Pandemonium broke out in the home, as Holt turned his weapons on the four Morgan children.  Mrs. Morgan tried to block the path to her husband, but the millionaire financier lunged, tackling the much smaller man to the ground.  Holt fired twice into Morgan’s thigh and groin, as the pair went down together.  Pierpont twisted the gun from his grasp as Mrs. Morgan and a gaggle of household servants struggled for the other.  All the while, the butler pounded the would-be assassin’s head with a lump of coal, as Holt shouted “Kill me! Kill me now! I don’t want to live any more. I have been in a perfect hell for the last six months on account of the European war!”

A copy of the R. Pearce letter quickly tied Holt to the Capitol bombing, as former colleagues identified the long-since vanished, accused killer of Leone Muenter.  Frank Holt and Erich Muenter were the same man.

A colleague once described Muenter as “a brilliant man, a tireless worker, and a profound student.  Night after night he would sit reading, studying and writing while his wife lay asleep in a room nearby.” The Harvard Crimson newspaper described him as ‘harmless on the surface…affect[ing] a scholarly stoop and a Van Dyke, and wore dingy, patched suits”.  Fluent in seven languages, he was the pale, bearded model of the junior faculty intellectual, complete with elbow patches.

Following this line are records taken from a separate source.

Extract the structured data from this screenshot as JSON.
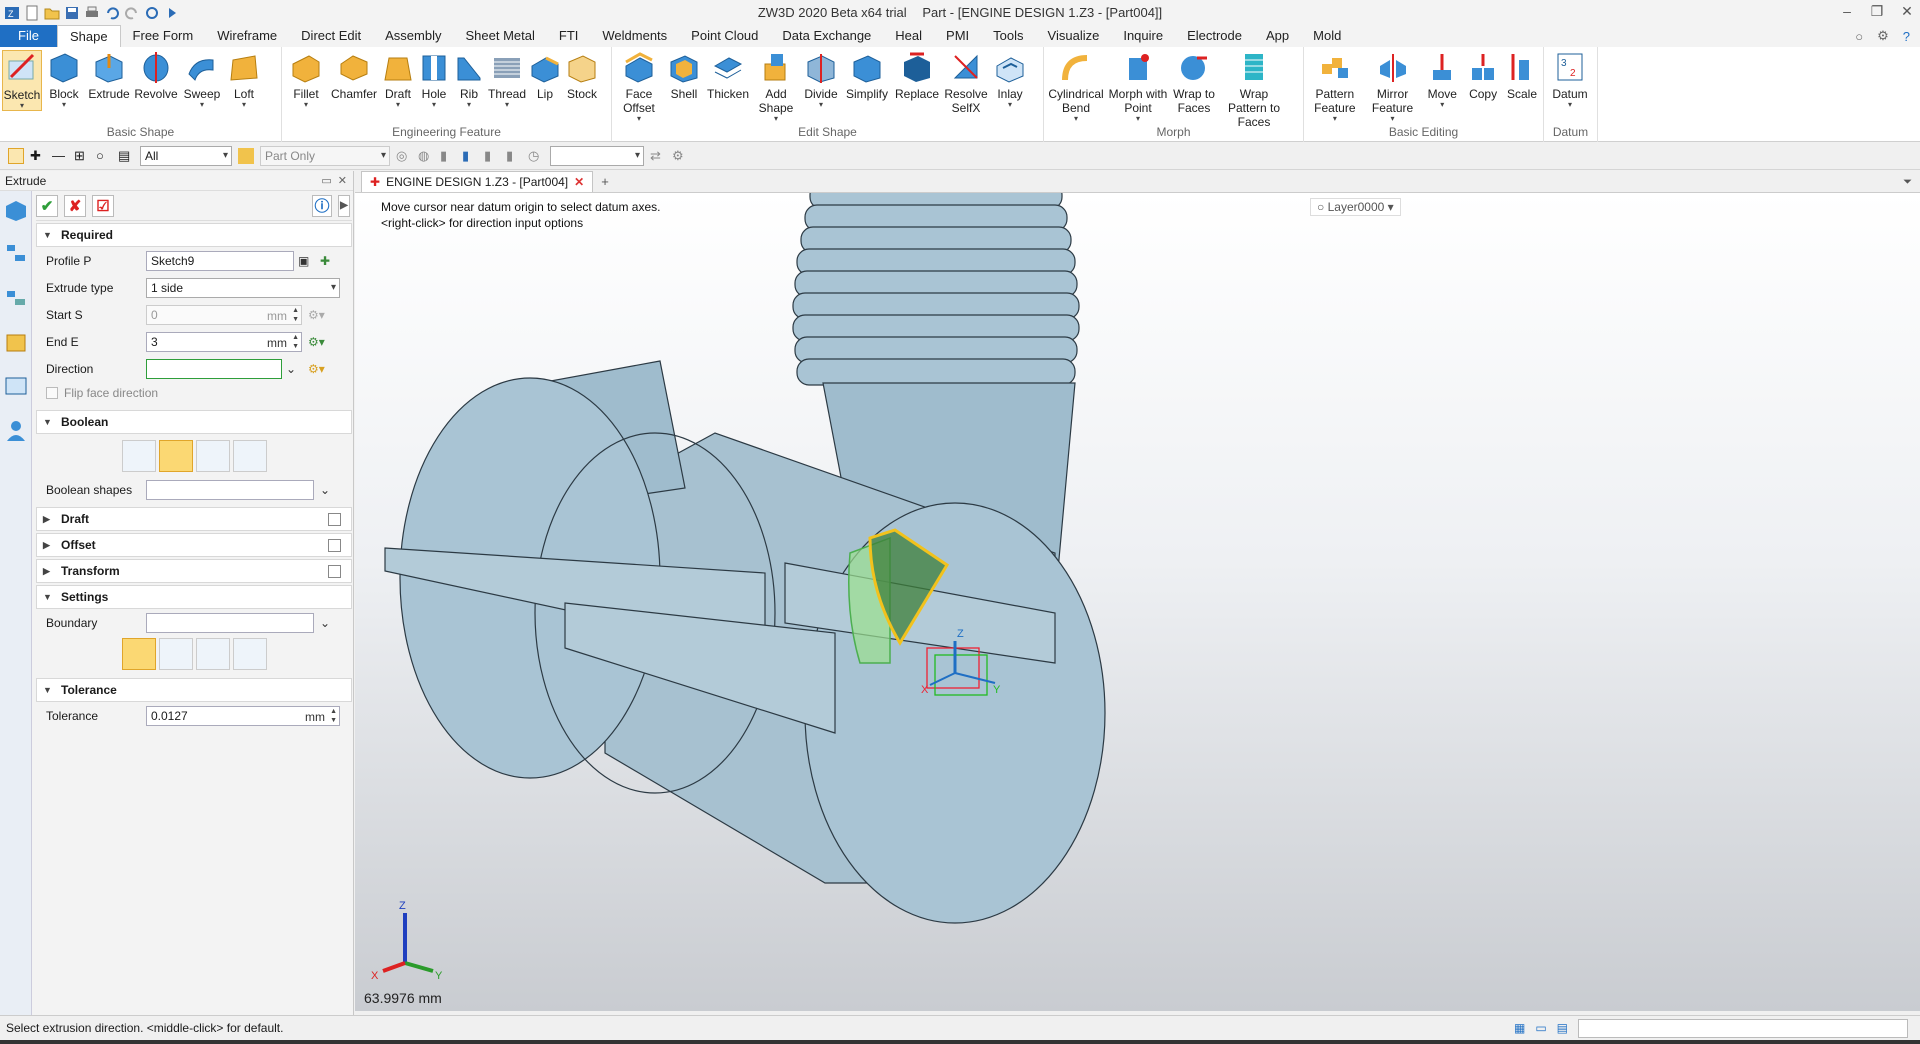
{
  "window": {
    "app_title": "ZW3D 2020 Beta x64 trial",
    "doc_title": "Part - [ENGINE DESIGN 1.Z3 - [Part004]]"
  },
  "menu": {
    "file": "File",
    "tabs": [
      "Shape",
      "Free Form",
      "Wireframe",
      "Direct Edit",
      "Assembly",
      "Sheet Metal",
      "FTI",
      "Weldments",
      "Point Cloud",
      "Data Exchange",
      "Heal",
      "PMI",
      "Tools",
      "Visualize",
      "Inquire",
      "Electrode",
      "App",
      "Mold"
    ]
  },
  "ribbon": {
    "basic_shape": {
      "label": "Basic Shape",
      "buttons": [
        "Sketch",
        "Block",
        "Extrude",
        "Revolve",
        "Sweep",
        "Loft"
      ]
    },
    "engineering_feature": {
      "label": "Engineering Feature",
      "buttons": [
        "Fillet",
        "Chamfer",
        "Draft",
        "Hole",
        "Rib",
        "Thread",
        "Lip",
        "Stock"
      ]
    },
    "edit_shape": {
      "label": "Edit Shape",
      "buttons": [
        "Face Offset",
        "Shell",
        "Thicken",
        "Add Shape",
        "Divide",
        "Simplify",
        "Replace",
        "Resolve SelfX",
        "Inlay"
      ]
    },
    "morph": {
      "label": "Morph",
      "buttons": [
        "Cylindrical Bend",
        "Morph with Point",
        "Wrap to Faces",
        "Wrap Pattern to Faces"
      ]
    },
    "basic_editing": {
      "label": "Basic Editing",
      "buttons": [
        "Pattern Feature",
        "Mirror Feature",
        "Move",
        "Copy",
        "Scale"
      ]
    },
    "datum": {
      "label": "Datum",
      "buttons": [
        "Datum"
      ]
    }
  },
  "toolbar": {
    "filter_value": "All",
    "scope_value": "Part Only"
  },
  "panel": {
    "title": "Extrude",
    "required": {
      "header": "Required",
      "profile_label": "Profile P",
      "profile_value": "Sketch9",
      "extrude_type_label": "Extrude type",
      "extrude_type_value": "1 side",
      "start_label": "Start S",
      "start_value": "0",
      "start_unit": "mm",
      "end_label": "End E",
      "end_value": "3",
      "end_unit": "mm",
      "direction_label": "Direction",
      "direction_value": "",
      "flip_label": "Flip face direction"
    },
    "boolean": {
      "header": "Boolean",
      "shapes_label": "Boolean shapes"
    },
    "draft_header": "Draft",
    "offset_header": "Offset",
    "transform_header": "Transform",
    "settings": {
      "header": "Settings",
      "boundary_label": "Boundary"
    },
    "tolerance": {
      "header": "Tolerance",
      "label": "Tolerance",
      "value": "0.0127",
      "unit": "mm"
    }
  },
  "document_tab": {
    "label": "ENGINE DESIGN 1.Z3 - [Part004]"
  },
  "viewport": {
    "hint_line1": "Move cursor near datum origin to select datum axes.",
    "hint_line2": "<right-click> for direction input options",
    "layer": "Layer0000",
    "distance_readout": "63.9976 mm",
    "axis_labels": {
      "x": "X",
      "y": "Y",
      "z": "Z"
    }
  },
  "status_bar": {
    "message": "Select extrusion direction. <middle-click> for default."
  },
  "colors": {
    "accent_blue": "#1f6fc4",
    "model_fill": "#a9c4d4",
    "highlight_green": "#2e9e3a",
    "highlight_yellow": "#f2c21c"
  }
}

For all his vaunted brilliance, Muenter seems to have been nuttier than a squirrel turd.  His intention as explained to police, was to take Morgan’s wife and children hostage, until the financier cut off loans to Europe.  He told police of his intention to assassinate J.P. Morgan, as well.  How these two objectives squared with one another, remains unexplained.

Erich MuenterThat Sunday morning, July 4, the J.P. Morgan shooting seems to have been front page on every newspaper in the world.  On July 5, Erich Muenter took the brass ferrule from a pencil eraser, and slit his wrist.  That suicide attempt was unsuccessful.  The following day, Muenter scaled the bars in his prison and jumped, leaving his brains on the concrete floor, twenty feet below.

The day after his death, Police tracked down a trunk Muenter had left in a New York city storage facility.  In it were 134 sticks of dynamite, blasting caps, fuse coils, batteries, nitric acid, windproof matches, mercury fulminate and smokeless explosive powder. Three tin can bombs had been recently completed, and were ready to go.  Inspector of Combustibles Owen Egan declared it to be “the greatest equipment for bomb making ever brought to New York”.

That same day, the 2nd Mrs. Muenter received a letter from her dead husband.  It said that an arms shipment headed for England would go to the bottom, that very day.    Warned by wireless, the crew of SS Minnehaha frantically searched for the bomb, without success.  Muenter’s bomb went off and touched off a fire, but it was far away from Minnehaha’s cargo of high explosives, and did little damage to the ship itself.

SS Minnehaha

The Harland & Wolff liner SS Minnehaha was torpedoed and sunk off the Irish coast with the loss of 43, on September 7, 1917.